In Lombardia cambiano le regole per il trasporto pubblico. Aumenta anche il numero massimo di presenze consentito alle cerimonie religiose

Trenord foto Thomas Radice

Rimane l’obbligo della mascherina al chiuso, cambiano le regole per chi usa i mezzi pubblici: il presidente della Regione, Attilio Fontana, ha firmato in queste ore la nuova ordinanza che detta le misure in vigore da domani, sabato 1 agosto, a giovedì 10 settembre sul territorio lombardo.

Niente di nuovo per quanto riguarda l’uso della mascherina: come nelle ultime due settimane, i lombardi dovranno continuare ad usarla nei luoghi chiusi, mentre all’aperto sarà obbligatoria solo nei casi in cui non sia possibile garantire il distanziamento sociale, fermo restando che dovrà essere sempre portata con sé e indossata sui mezzi di trasporto pubblico.

Nei luoghi di lavoro resta obbligatoria la misurazione della temperatura per il datore e per i dipendenti, così come per i clienti dei ristoranti. Se dovesse risultare superiore a 37,5°, non sarà consentito l’accesso alla sede e l’interessato sarà informato della necessità di contattare il proprio medico curante.

Le novità principali riguardano il trasporto pubblico.
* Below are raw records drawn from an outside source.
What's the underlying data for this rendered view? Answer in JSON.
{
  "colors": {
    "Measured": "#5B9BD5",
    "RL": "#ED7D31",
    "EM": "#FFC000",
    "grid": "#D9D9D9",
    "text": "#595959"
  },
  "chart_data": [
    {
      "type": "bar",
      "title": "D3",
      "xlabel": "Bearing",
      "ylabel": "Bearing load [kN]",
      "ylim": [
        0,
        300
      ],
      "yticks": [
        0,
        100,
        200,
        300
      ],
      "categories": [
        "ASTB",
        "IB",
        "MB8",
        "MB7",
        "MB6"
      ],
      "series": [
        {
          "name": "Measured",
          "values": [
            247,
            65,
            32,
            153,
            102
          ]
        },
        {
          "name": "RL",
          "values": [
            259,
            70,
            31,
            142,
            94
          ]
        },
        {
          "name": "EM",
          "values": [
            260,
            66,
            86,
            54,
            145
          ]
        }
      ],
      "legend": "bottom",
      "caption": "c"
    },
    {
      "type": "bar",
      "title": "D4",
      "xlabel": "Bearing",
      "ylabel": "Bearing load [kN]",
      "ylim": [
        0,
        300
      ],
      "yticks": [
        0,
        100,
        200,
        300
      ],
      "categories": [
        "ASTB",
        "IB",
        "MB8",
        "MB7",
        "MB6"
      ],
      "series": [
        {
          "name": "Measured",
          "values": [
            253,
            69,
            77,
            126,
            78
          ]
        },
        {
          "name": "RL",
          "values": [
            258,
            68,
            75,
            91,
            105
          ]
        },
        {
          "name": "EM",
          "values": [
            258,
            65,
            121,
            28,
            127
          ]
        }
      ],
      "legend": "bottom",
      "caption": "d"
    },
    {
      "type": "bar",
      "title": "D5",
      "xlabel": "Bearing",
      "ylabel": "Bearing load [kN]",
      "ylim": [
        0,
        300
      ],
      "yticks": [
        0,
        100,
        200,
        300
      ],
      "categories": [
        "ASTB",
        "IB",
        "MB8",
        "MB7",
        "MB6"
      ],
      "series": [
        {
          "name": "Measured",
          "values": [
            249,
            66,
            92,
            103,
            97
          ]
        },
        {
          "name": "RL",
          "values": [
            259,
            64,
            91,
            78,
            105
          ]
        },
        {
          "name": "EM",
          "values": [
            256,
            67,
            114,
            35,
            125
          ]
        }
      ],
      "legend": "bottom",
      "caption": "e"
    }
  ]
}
L’ordinanza appena firmata dal governatore lombardo prevede che su autobus, filobus e tram del servizio interurbano e del servizio urbano, sulle metro che fanno servizio urbano e sui treni regionali possano essere occupati il 100% dei posti a sedere e il 50% dei posti in piedi rispetto alla capienza massima del mezzo. Sui mezzi utilizzati per i servizi di linea di granturismo, aeroportuali e finalizzati, sugli autobus non di linea e sugli stessi mezzi quando fanno le veci del trasporto ferroviario, invece, sarà possibile occupare il 100% dei posti a sedere per i quali il veicolo è omologato.

Vale la regola del 100% dei posti a sedere e del 50% dei posti in piedi anche per i servizi di linea e non di linea di navigazione, per funivie, cabinovie, seggiovie e funicolari che fanno trasporto pubblico e per gli scuolabus in vista del ritorno in classe. Su taxi e per il servizio di noleggio con conducente, infine, i componenti dello stesso nucleo familiare, i conviventi e chi appartiene a nuclei già pre-organizzati potrà derogare all’obbligo del distanziamento sociale.

Cambiano le regole anche per le celebrazioni religiose: rimane l’obbligo di rispettare la distanza di un metro tra i partecipanti sia frontalmente che lateralmente, ma qualora le dimensioni del luogo di culto lo consentano il numero massimo di persone che può partecipare alla funzione sale a 350. Numero peraltro derogabile se un tecnico abilitato certifica che la struttura può garantire il distanziamento sociale anche con un numero superiore di presenze.